Ora: quem nesse país possui trajetória comparável? Quantos se alçaram comparativamente mais alto, ou foram mais longe, pelo próprio mérito e esforço (como gostam de repetir os hipercorretos importadores de pseudovalores estrangeiros e bajuladores de "celebridades")?
Quem pode se mirar nessa história – nesse exemplo, ou espelho – e não se admirar (ou se incomodar)?
Num país marcado até a medula pela escravidão, tão cruel e mesquinho com a massa de despossuídos e desprivilegiados, e ao mesmo tempo tão pusilânime e condescendente com privilégios dos bem-nascidos, dos apaniguados, apadrinhados, filhinhos-de-papai, etc., quem consegue, de fato, se comparar? Sejamos francos: perto de uma trajetória vitoriosa como a de Lula, somos tantos de nós, na melhor das hipóteses, uma legião de amadores em matéria de capacidade de autorrealização pessoal, ou promoção da própria mobilidade social ascensional.

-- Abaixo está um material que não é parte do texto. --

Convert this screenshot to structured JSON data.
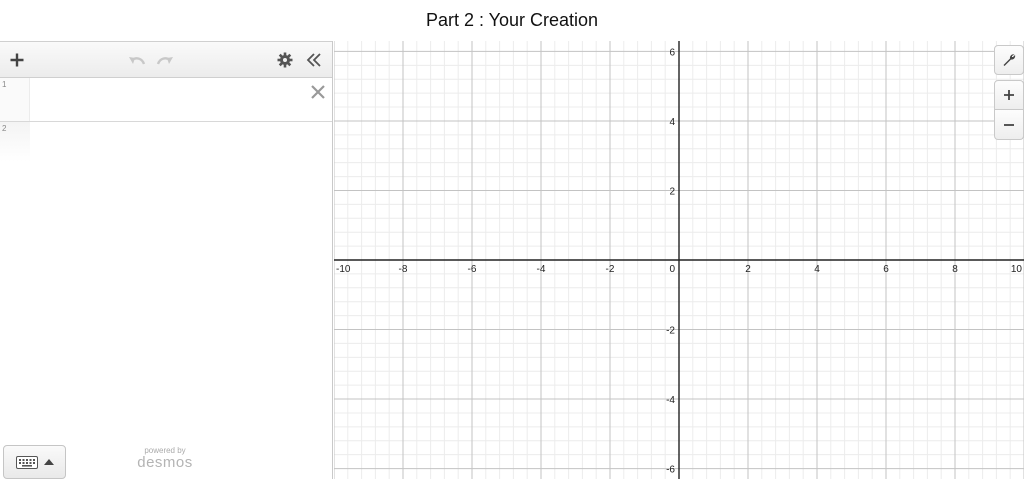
{
  "page": {
    "title": "Part 2 : Your Creation"
  },
  "expressions": {
    "rows": [
      {
        "index": "1",
        "value": ""
      },
      {
        "index": "2",
        "value": ""
      }
    ]
  },
  "branding": {
    "powered_by": "powered by",
    "name": "desmos"
  },
  "graph": {
    "x_range": [
      -10,
      10
    ],
    "y_range": [
      -6.3,
      6.3
    ],
    "major_step": 2,
    "minor_step": 0.4,
    "x_ticks": [
      "-10",
      "-8",
      "-6",
      "-4",
      "-2",
      "0",
      "2",
      "4",
      "6",
      "8",
      "10"
    ],
    "y_ticks": [
      "6",
      "4",
      "2",
      "-2",
      "-4",
      "-6"
    ]
  },
  "icons": {
    "add": "plus-icon",
    "undo": "undo-icon",
    "redo": "redo-icon",
    "settings": "gear-icon",
    "collapse": "double-chevron-left-icon",
    "delete": "close-icon",
    "keyboard": "keyboard-icon",
    "wrench": "wrench-icon",
    "zoom_in": "plus-icon",
    "zoom_out": "minus-icon"
  }
}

Mas eis então que esse arrogante imigrante nordestino, sem formação superior, cometia a suprema ousadia de querer nos governar?! E o que é pior: prometendo trabalhar no governo justamente para combater a miséria e promover a inclusão econômica e social de milhões como ele?!
Já não bastava ter de encarar o constrangimento de uma comparação com tais realizações pessoais? (ainda mais para algum filho das classes abastadas, ou médias – e que apesar de choramingar e invejar os ricos, mal se dá conta de estar no topo da pirâmide social desse país campeão mundial de desigualdade –, inclusive com todas as oportunidades de estudar em bons colégios e universidades?).

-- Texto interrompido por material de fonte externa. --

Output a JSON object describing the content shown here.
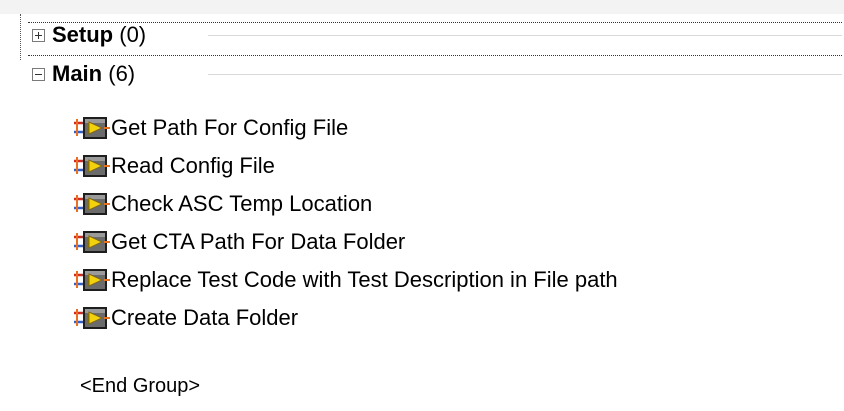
{
  "groups": [
    {
      "name": "Setup",
      "count": "(0)",
      "expanded": false
    },
    {
      "name": "Main",
      "count": "(6)",
      "expanded": true
    }
  ],
  "steps": [
    {
      "label": "Get Path For Config File",
      "icon": "vi-step-icon"
    },
    {
      "label": "Read Config File",
      "icon": "vi-step-icon"
    },
    {
      "label": "Check ASC Temp Location",
      "icon": "vi-step-icon"
    },
    {
      "label": "Get CTA Path For Data Folder",
      "icon": "vi-step-icon"
    },
    {
      "label": "Replace Test Code with Test Description in File path",
      "icon": "vi-step-icon"
    },
    {
      "label": "Create Data Folder",
      "icon": "vi-step-icon"
    }
  ],
  "end_group": "<End Group>",
  "colors": {
    "icon_yellow": "#f2d20a",
    "icon_orange": "#e8711f",
    "icon_red": "#d42a1f",
    "icon_blue": "#2f5fd0",
    "icon_frame": "#1e1e1e",
    "separator": "#d9d9d9"
  }
}
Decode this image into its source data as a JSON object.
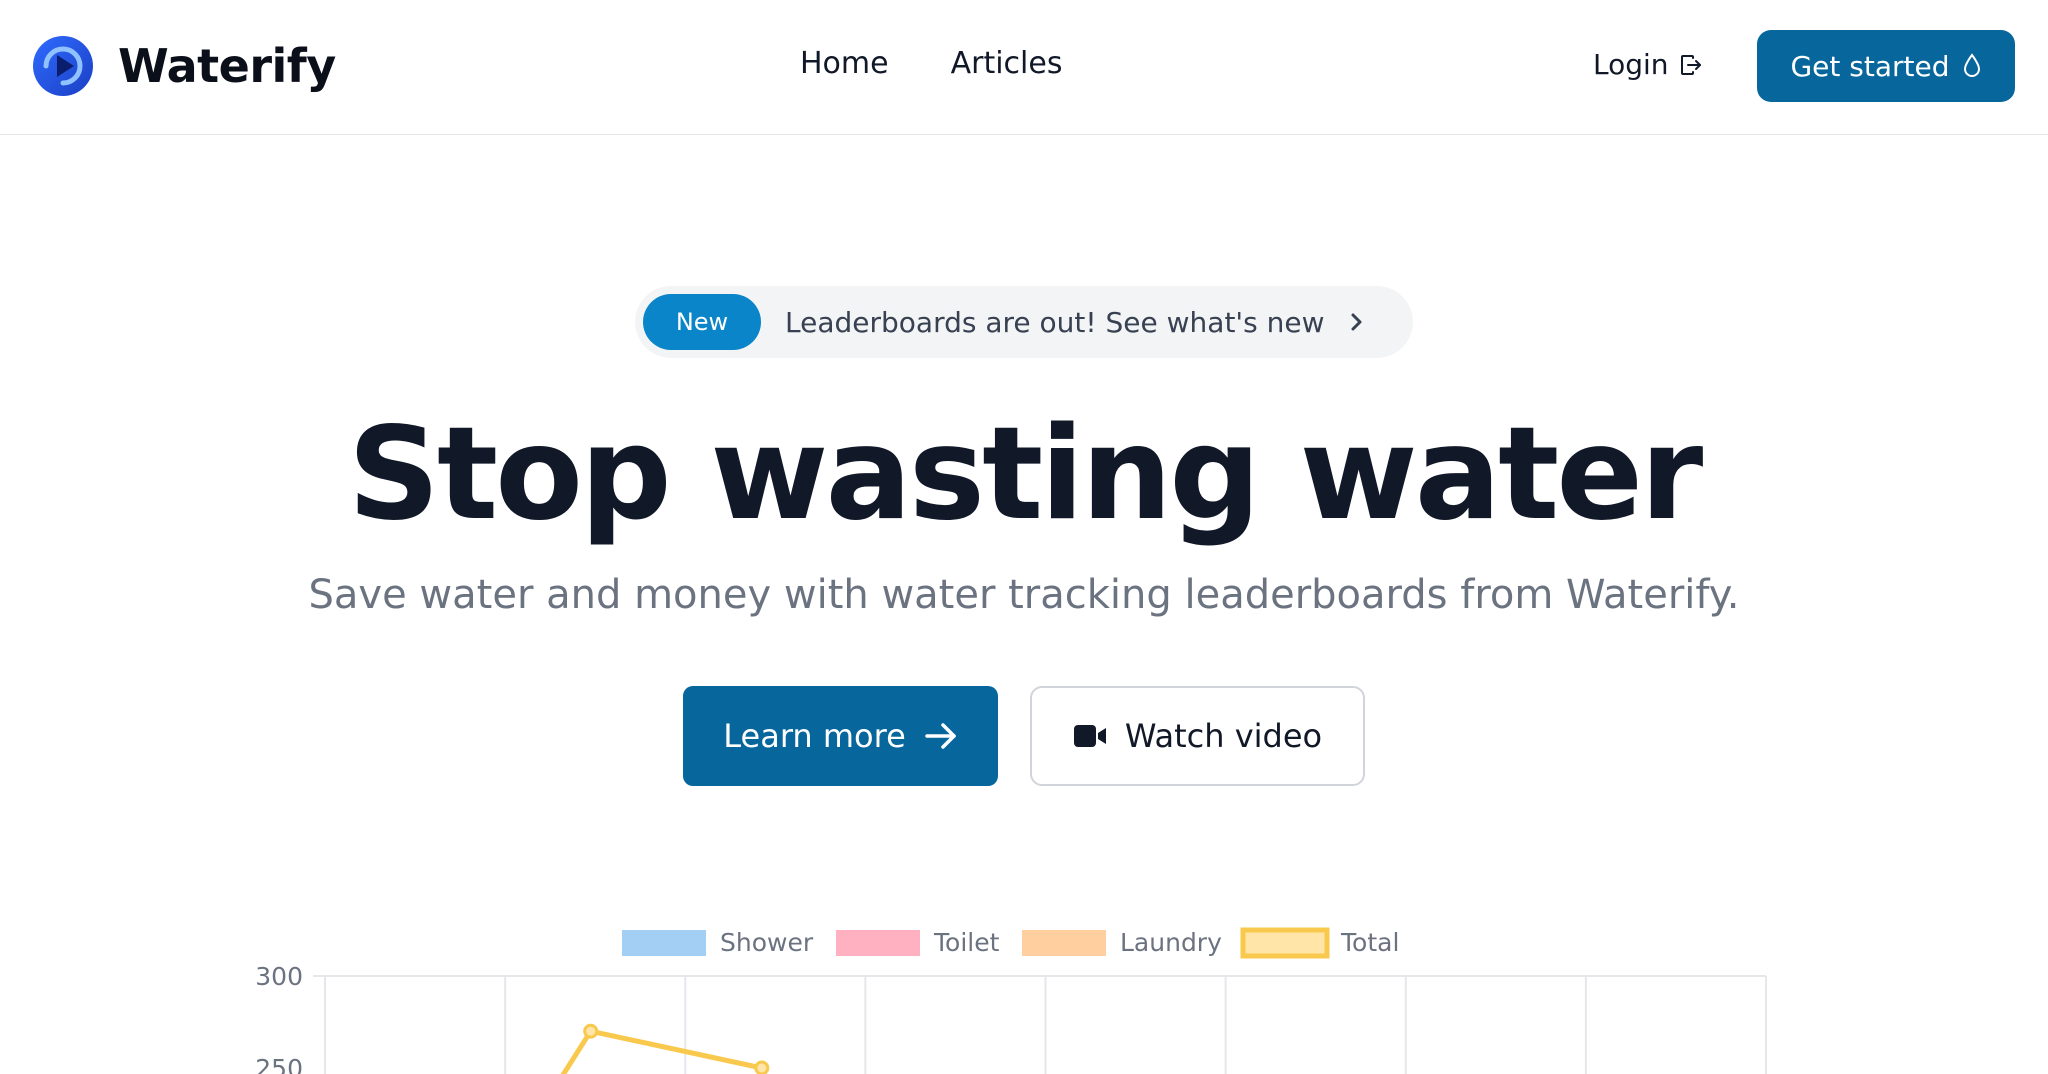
{
  "header": {
    "brand_name": "Waterify",
    "brand_color": "#1d4ed8",
    "nav": [
      {
        "label": "Home"
      },
      {
        "label": "Articles"
      }
    ],
    "login_label": "Login",
    "login_icon": "logout-arrow-icon",
    "cta_label": "Get started",
    "cta_icon": "water-drop-icon",
    "cta_color": "#07679c"
  },
  "hero": {
    "badge_label": "New",
    "announcement": "Leaderboards are out! See what's new",
    "announcement_icon": "chevron-right-icon",
    "title": "Stop wasting water",
    "subtitle": "Save water and money with water tracking leaderboards from Waterify.",
    "primary_button": "Learn more",
    "primary_icon": "arrow-right-icon",
    "secondary_button": "Watch video",
    "secondary_icon": "video-camera-icon"
  },
  "chart_data": {
    "type": "line",
    "legend_position": "top",
    "grid": true,
    "series": [
      {
        "name": "Shower",
        "color": "#a3cff5"
      },
      {
        "name": "Toilet",
        "color": "#ffb1c1"
      },
      {
        "name": "Laundry",
        "color": "#ffcf9f"
      },
      {
        "name": "Total",
        "color": "#ffe6a8",
        "border": "#f9c94e",
        "values": [
          null,
          270,
          250
        ]
      }
    ],
    "y_ticks": [
      "300",
      "250"
    ],
    "ylim": [
      0,
      300
    ],
    "x_count": 9
  }
}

E ainda se tem de aturar o sujeito e seu partido no poder por mais de uma década!? Com essas políticas "populistas" de renda mínima, microcrédito, acesso à energia elétrica e habitação popular? Pior: bolsas universitárias, abertura de novas universidades públicas, cotas para minorias?!

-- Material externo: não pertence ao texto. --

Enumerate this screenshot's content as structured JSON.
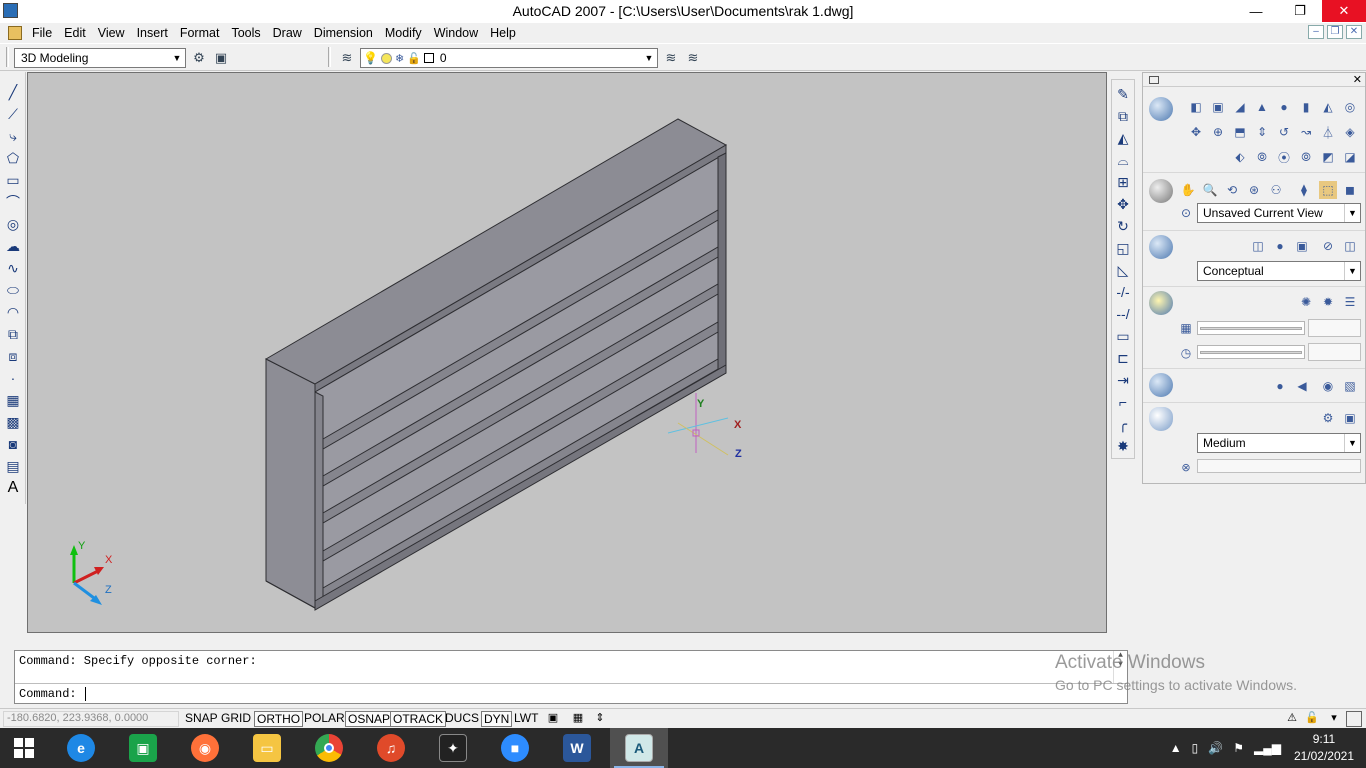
{
  "window": {
    "title": "AutoCAD 2007 - [C:\\Users\\User\\Documents\\rak 1.dwg]",
    "minimize": "—",
    "restore": "❐",
    "close": "✕"
  },
  "menu": {
    "items": [
      "File",
      "Edit",
      "View",
      "Insert",
      "Format",
      "Tools",
      "Draw",
      "Dimension",
      "Modify",
      "Window",
      "Help"
    ]
  },
  "toolbar": {
    "workspace": "3D Modeling",
    "layer": "0"
  },
  "canvas": {
    "ucs_icon_labels": {
      "x": "X",
      "y": "Y",
      "z": "Z"
    },
    "ucs_world_labels": {
      "x": "X",
      "y": "Y",
      "z": "Z"
    }
  },
  "dashboard": {
    "view_combo": "Unsaved Current View",
    "visual_style": "Conceptual",
    "render_quality": "Medium"
  },
  "command": {
    "history": "Command: Specify opposite corner:",
    "prompt": "Command:"
  },
  "watermark": {
    "title": "Activate Windows",
    "subtitle": "Go to PC settings to activate Windows."
  },
  "status": {
    "coords": "-180.6820, 223.9368, 0.0000",
    "buttons": [
      "SNAP",
      "GRID",
      "ORTHO",
      "POLAR",
      "OSNAP",
      "OTRACK",
      "DUCS",
      "DYN",
      "LWT"
    ]
  },
  "taskbar": {
    "time": "9:11",
    "date": "21/02/2021"
  },
  "colors": {
    "canvas_bg": "#c3c3c3",
    "model_face": "#8c8c94",
    "taskbar": "#2a2a2a"
  }
}
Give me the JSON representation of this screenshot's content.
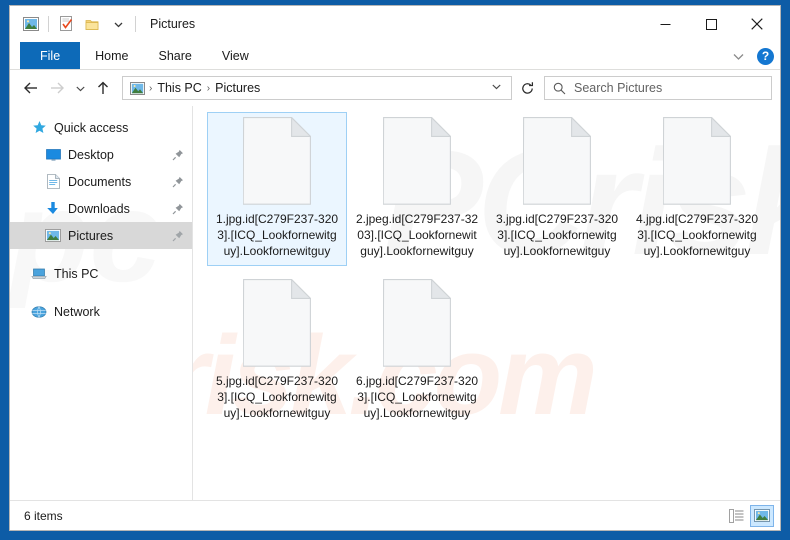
{
  "window": {
    "title": "Pictures",
    "titlebar_icons": [
      "pictures-icon",
      "properties-checkbox-icon",
      "new-folder-icon",
      "customize-chevron-icon"
    ],
    "controls": {
      "minimize": "—",
      "maximize": "☐",
      "close": "✕"
    },
    "frame_color": "#0d5ca6"
  },
  "ribbon": {
    "tabs": [
      {
        "label": "File",
        "active": true
      },
      {
        "label": "Home",
        "active": false
      },
      {
        "label": "Share",
        "active": false
      },
      {
        "label": "View",
        "active": false
      }
    ],
    "expand_icon": "chevron-down-icon",
    "help_label": "?",
    "accent_color": "#0d6ab8"
  },
  "address": {
    "back_icon": "←",
    "forward_icon": "→",
    "recent_icon": "˅",
    "up_icon": "↑",
    "breadcrumb": [
      "This PC",
      "Pictures"
    ],
    "breadcrumb_separator": "›",
    "dropdown_icon": "˅",
    "refresh_icon": "↻"
  },
  "search": {
    "placeholder": "Search Pictures",
    "icon": "search-icon"
  },
  "sidebar": {
    "groups": [
      {
        "label": "Quick access",
        "icon": "star-pin-icon",
        "items": [
          {
            "label": "Desktop",
            "icon": "desktop-icon",
            "pinned": true,
            "selected": false
          },
          {
            "label": "Documents",
            "icon": "documents-icon",
            "pinned": true,
            "selected": false
          },
          {
            "label": "Downloads",
            "icon": "downloads-icon",
            "pinned": true,
            "selected": false
          },
          {
            "label": "Pictures",
            "icon": "pictures-icon",
            "pinned": true,
            "selected": true
          }
        ]
      },
      {
        "label": "This PC",
        "icon": "this-pc-icon",
        "items": []
      },
      {
        "label": "Network",
        "icon": "network-icon",
        "items": []
      }
    ]
  },
  "files": [
    {
      "name": "1.jpg.id[C279F237-3203].[ICQ_Lookfornewitguy].Lookfornewitguy",
      "icon": "blank-file-icon",
      "selected": true
    },
    {
      "name": "2.jpeg.id[C279F237-3203].[ICQ_Lookfornewitguy].Lookfornewitguy",
      "icon": "blank-file-icon",
      "selected": false
    },
    {
      "name": "3.jpg.id[C279F237-3203].[ICQ_Lookfornewitguy].Lookfornewitguy",
      "icon": "blank-file-icon",
      "selected": false
    },
    {
      "name": "4.jpg.id[C279F237-3203].[ICQ_Lookfornewitguy].Lookfornewitguy",
      "icon": "blank-file-icon",
      "selected": false
    },
    {
      "name": "5.jpg.id[C279F237-3203].[ICQ_Lookfornewitguy].Lookfornewitguy",
      "icon": "blank-file-icon",
      "selected": false
    },
    {
      "name": "6.jpg.id[C279F237-3203].[ICQ_Lookfornewitguy].Lookfornewitguy",
      "icon": "blank-file-icon",
      "selected": false
    }
  ],
  "watermark": {
    "top_text": "PCrisk",
    "bottom_text": "risk.com",
    "side_text": "pc"
  },
  "status": {
    "item_count": "6 items",
    "views": [
      {
        "name": "details-view",
        "active": false
      },
      {
        "name": "large-icons-view",
        "active": true
      }
    ]
  }
}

E com o aplauso de tantos Chefes de Estado, analistas e interlocutores internacionais?!
Chega! É dose! Em que mundo estamos!? (Que se arranje logo um jeito de desqualificá-lo... talvez algum deslize típico de ascendente social, ou... melhor! Algum sinal, mesmo que torto ou fabricado, de ilicitude e desvio de conduta!! Perfeito!!)
Pois é.
A verdade, portanto, é que eu estava redondamente enganado.
Primeiro, porque Lula ganhou em 2002 (e, suprema impertinência, bisou em 2006 e, de quebra ainda fez a sucessora). Mas também porque é óbvio que minha simplista hipótese, ou melhor, intuição psicologética, era muito pobre e limitada para dar conta da compreensão adequada de uma eleição presidencial nos dias de hoje. E existem teorias muito mais interessantes e rentáveis para entender os resultados de 2002, ou de quaisquer outros pleitos.
Seja como for, passados todos esses anos, e tantas águas por baixo da ponte, e vendo agora o esforço ansioso e sistemático para impedir, novamente, que esse mesmo teimoso e impertinente brasileiro sequer tenha a chance de conquistar mais uma vitória – lembrando não só o que Lula fez na presidência, mas também como o fez (e sem menosprezar as óbvias razões maiores, de ordem programática e ideológica, que hoje se articulam contra seu possível retorno) –, ainda assim não resisto a perguntar: que imagem mais ou menos distorcida (ou talvez excessivamente fiel e implacável) é essa que certo Brasil enxerga quando se mira nesse espelho?

sábado, 13 de janeiro de 2018

Do grau de investimento aos graus de esquizofrenia (ou, de um rebaixamento a outro)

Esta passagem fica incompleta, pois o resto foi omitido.